Dear Blaine, I hope this finds you well. Just dropping this line to tell you that the night I was assigned to write a review of your new record, I was sitting at home with my wife watching the Grand Ole Opry live, and to my surprise, during a tribute to Barbara Mandrell, there you were. I hadn’t listened to your CD yet, but after hearing you perform the first few bars of your opening song — the catchy, Spanish-tinged “I Don’t Know What She Said” — my wife and I just looked at each other with mouths agape.
Wow, kid, where’d you learn to sing like that? At 21, you’ve already got the impossibly weathered, nuanced voice of a George Strait. And your songwriting is just as mature as your vocals. Your record’s poignant closer, “At the Gate”, which ponders whom you’ll meet first when you arrive in heaven, just isn’t the kind of song typically written by someone who, with all respect, looks like he still takes the bus to school.

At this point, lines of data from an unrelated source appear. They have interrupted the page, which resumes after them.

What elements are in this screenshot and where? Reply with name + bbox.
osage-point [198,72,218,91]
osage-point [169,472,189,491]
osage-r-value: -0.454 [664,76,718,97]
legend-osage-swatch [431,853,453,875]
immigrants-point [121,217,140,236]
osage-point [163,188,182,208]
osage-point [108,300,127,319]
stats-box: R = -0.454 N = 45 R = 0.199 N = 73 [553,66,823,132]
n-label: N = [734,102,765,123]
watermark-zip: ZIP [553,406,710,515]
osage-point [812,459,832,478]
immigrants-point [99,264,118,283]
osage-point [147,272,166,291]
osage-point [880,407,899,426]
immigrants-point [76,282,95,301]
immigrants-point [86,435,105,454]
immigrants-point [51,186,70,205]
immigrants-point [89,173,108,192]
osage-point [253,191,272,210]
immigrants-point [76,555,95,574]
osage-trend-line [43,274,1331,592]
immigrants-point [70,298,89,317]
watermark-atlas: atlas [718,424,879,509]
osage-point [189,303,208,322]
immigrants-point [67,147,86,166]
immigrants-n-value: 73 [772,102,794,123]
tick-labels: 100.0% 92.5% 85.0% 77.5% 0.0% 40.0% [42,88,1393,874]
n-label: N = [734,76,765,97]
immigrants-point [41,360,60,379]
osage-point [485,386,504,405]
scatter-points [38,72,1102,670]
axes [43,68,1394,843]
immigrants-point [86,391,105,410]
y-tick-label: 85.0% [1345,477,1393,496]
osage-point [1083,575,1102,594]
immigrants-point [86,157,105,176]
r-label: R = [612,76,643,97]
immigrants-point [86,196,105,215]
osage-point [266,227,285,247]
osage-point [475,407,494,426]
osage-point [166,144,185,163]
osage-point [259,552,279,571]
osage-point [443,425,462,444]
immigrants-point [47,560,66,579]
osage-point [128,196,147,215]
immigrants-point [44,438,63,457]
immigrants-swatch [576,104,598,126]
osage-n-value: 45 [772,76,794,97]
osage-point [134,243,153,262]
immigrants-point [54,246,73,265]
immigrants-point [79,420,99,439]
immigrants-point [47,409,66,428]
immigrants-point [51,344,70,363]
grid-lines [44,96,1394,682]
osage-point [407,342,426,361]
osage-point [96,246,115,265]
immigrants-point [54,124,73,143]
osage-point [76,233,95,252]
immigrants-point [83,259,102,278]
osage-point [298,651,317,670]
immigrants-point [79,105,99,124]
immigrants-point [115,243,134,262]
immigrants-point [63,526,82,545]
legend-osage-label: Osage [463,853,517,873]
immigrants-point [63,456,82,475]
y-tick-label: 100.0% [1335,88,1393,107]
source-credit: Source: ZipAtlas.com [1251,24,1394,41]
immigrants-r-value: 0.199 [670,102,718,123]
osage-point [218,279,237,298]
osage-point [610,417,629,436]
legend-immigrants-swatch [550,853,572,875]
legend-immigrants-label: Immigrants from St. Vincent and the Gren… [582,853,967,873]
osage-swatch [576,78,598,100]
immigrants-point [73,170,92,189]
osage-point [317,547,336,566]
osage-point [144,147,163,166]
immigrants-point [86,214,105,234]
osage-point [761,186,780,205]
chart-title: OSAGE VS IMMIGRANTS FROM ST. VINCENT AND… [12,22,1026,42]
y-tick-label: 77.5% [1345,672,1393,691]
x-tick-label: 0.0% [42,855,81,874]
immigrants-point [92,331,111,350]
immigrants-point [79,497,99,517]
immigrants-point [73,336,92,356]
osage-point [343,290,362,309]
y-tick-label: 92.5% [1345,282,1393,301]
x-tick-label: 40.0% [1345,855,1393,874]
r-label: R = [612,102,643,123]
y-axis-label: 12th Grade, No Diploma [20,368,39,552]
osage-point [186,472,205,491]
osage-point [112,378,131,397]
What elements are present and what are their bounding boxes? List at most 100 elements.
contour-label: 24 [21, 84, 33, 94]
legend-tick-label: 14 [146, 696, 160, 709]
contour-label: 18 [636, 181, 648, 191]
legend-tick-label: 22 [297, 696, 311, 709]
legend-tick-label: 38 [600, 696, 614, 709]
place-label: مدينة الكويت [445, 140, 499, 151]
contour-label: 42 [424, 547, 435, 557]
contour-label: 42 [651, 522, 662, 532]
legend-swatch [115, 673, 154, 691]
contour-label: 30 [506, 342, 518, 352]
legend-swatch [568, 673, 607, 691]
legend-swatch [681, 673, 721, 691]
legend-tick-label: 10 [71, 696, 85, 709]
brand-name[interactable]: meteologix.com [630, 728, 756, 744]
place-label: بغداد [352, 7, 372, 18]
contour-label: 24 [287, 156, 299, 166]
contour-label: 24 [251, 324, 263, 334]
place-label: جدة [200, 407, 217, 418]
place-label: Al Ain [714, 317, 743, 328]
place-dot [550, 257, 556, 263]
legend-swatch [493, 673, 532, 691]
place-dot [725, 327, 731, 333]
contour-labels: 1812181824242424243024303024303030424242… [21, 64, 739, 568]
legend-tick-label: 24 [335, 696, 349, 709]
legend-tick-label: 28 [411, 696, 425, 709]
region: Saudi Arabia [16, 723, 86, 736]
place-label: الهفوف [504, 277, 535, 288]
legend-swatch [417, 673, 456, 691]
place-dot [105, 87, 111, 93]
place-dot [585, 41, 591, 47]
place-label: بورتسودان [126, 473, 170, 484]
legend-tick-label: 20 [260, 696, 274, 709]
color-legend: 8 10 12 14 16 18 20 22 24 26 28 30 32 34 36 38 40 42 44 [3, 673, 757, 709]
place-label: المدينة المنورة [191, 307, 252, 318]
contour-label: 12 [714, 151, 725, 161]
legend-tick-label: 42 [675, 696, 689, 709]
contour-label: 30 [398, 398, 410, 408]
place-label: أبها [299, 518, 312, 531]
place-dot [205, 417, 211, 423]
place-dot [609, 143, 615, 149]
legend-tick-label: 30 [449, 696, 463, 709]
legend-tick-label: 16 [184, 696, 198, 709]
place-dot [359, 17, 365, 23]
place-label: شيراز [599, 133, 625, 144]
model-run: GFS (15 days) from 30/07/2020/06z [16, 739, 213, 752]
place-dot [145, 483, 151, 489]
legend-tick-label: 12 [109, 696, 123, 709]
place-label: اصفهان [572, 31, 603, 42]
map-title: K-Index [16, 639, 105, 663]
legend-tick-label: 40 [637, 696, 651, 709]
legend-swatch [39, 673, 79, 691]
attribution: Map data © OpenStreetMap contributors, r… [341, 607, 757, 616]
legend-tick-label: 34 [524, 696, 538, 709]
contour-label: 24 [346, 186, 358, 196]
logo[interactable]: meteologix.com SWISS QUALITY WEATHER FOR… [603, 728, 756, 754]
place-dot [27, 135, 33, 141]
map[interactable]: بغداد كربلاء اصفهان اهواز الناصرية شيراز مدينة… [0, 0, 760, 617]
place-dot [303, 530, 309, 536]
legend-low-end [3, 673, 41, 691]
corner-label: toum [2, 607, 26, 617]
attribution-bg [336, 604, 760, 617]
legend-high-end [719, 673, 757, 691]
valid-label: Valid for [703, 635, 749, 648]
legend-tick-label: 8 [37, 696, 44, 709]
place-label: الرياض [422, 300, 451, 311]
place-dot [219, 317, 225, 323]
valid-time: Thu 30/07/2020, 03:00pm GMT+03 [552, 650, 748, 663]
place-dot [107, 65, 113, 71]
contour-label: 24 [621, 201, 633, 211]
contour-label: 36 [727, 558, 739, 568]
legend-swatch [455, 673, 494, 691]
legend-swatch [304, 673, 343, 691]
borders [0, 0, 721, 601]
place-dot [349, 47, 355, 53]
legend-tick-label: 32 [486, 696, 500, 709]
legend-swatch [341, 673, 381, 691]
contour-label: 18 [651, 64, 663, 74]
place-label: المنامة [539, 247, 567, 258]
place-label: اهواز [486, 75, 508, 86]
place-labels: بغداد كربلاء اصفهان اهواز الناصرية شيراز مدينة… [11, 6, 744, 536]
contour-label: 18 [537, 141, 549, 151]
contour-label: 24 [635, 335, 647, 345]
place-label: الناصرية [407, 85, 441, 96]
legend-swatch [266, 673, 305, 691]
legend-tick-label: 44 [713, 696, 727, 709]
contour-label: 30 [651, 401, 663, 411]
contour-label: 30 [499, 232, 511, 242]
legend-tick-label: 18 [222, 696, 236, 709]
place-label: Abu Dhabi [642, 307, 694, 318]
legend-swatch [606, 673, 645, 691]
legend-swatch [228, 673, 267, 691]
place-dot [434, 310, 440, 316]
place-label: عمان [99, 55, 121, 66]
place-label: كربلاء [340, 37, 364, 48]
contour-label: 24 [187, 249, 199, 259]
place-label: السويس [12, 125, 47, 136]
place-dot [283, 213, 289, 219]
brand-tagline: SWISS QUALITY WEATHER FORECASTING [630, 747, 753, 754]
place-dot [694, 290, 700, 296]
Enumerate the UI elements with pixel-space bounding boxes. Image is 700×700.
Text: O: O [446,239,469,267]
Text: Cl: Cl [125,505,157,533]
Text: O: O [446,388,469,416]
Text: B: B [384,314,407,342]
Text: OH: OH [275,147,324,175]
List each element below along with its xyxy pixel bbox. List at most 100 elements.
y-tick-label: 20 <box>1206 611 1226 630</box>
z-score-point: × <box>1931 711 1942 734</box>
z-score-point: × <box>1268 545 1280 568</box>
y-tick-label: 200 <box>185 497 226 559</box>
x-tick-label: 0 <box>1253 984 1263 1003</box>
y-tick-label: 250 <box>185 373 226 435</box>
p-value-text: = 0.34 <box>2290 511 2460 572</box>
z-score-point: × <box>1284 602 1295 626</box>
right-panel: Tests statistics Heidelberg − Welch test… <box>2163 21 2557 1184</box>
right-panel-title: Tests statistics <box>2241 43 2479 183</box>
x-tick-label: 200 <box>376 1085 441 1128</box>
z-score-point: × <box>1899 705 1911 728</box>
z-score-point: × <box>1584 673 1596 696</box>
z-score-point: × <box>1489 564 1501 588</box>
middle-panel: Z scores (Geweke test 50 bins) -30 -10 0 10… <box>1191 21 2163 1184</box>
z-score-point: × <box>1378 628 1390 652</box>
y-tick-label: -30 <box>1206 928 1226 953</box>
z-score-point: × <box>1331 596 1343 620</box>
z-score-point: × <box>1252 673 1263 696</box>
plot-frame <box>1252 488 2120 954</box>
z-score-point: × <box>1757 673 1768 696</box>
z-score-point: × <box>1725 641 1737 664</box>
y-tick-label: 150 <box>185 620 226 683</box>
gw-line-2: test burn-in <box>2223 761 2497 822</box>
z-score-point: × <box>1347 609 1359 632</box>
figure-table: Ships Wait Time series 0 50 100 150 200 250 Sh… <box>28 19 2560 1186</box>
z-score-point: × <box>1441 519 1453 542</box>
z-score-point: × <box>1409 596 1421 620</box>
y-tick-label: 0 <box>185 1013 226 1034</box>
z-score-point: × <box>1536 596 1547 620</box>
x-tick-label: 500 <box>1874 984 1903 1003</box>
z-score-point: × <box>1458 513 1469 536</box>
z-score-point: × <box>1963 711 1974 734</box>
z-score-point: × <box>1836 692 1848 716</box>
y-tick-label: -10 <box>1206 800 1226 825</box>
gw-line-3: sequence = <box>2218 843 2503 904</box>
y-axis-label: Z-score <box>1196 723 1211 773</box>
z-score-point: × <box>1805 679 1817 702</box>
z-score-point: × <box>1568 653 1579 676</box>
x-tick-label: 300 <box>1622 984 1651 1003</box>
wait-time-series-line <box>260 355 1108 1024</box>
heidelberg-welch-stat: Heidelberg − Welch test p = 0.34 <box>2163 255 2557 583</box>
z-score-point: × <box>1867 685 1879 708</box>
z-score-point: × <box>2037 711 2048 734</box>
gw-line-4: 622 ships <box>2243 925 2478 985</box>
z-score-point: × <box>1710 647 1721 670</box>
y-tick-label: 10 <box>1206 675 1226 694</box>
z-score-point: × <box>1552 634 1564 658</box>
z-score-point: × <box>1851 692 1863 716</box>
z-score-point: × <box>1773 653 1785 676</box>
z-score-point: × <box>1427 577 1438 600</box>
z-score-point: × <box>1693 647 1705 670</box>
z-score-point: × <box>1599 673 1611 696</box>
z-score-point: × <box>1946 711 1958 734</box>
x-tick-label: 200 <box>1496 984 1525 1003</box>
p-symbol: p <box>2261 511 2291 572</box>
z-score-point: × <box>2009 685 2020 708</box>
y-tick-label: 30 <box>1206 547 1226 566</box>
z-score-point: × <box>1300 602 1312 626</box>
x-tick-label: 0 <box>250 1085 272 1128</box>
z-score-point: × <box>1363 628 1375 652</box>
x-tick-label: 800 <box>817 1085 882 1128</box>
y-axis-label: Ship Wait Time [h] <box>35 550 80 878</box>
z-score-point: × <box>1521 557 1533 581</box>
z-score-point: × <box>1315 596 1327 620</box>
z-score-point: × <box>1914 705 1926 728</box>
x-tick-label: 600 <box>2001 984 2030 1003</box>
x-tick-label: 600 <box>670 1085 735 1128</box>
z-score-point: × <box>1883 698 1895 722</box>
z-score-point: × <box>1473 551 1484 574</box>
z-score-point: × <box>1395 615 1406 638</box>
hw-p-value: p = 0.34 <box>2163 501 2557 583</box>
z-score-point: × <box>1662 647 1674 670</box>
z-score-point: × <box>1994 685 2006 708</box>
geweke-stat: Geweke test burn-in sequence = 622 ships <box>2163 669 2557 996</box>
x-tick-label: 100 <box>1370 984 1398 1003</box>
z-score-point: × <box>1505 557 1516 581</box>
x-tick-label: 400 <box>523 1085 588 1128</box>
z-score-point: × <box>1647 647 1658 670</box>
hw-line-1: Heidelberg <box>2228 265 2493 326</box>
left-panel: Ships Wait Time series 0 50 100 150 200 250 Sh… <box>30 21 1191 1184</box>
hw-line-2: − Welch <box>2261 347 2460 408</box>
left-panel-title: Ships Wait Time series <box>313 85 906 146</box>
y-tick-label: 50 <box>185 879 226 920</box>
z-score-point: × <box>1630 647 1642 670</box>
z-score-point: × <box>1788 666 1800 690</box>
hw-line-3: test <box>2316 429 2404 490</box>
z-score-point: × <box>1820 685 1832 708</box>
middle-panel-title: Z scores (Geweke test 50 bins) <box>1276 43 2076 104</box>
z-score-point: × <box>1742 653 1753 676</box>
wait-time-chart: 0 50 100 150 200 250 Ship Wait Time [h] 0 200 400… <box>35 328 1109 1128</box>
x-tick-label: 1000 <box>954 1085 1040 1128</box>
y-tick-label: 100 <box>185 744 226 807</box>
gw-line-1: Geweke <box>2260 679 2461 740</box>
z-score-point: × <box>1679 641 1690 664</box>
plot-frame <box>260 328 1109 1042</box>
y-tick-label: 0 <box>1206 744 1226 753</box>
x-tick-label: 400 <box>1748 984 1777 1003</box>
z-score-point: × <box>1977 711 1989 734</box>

Unlike some of your fellow golden-throated young country bucks, like Josh Turner and Dierks Bentley, your voice isn’t just resonant, it’s knowing, with the subtle country inflections of a seasoned vet. I especially like “I’m in Love with a Married Woman”, a sweet, clever take on marriage, and “Lips on a Bottle”, a stirring duet with Gretchen “Redneck Woman” Wilson that would fit comfortably in the George Jones-Tammy Wynette canon. And your cover of Mac Davis’s ’70s classic, “Baby Don’t Get Hooked on Me”, is perfect.
Blaine, your new record isn’t new at all. And that’s why it’s great. It’s an eerily authentic-sounding retro work. You’re no crossover artist like Keith Urban or Kenny Chesney. In fact, your one real crack here at classic rock, the title track, doesn’t work as well. It has a nice anthemic vibe, but it sounds a bit forced, like you’re imitating Chesney imitating John Mellencamp.
Don’t rock the jukebox, kid, your home’s in the country. As long as you don’t let them slick Nashville music-industry cats force you into being something you ain’t, you’re gonna be a big star. You’ve got an amazing ear — even if you’re still a little wet behind ’em.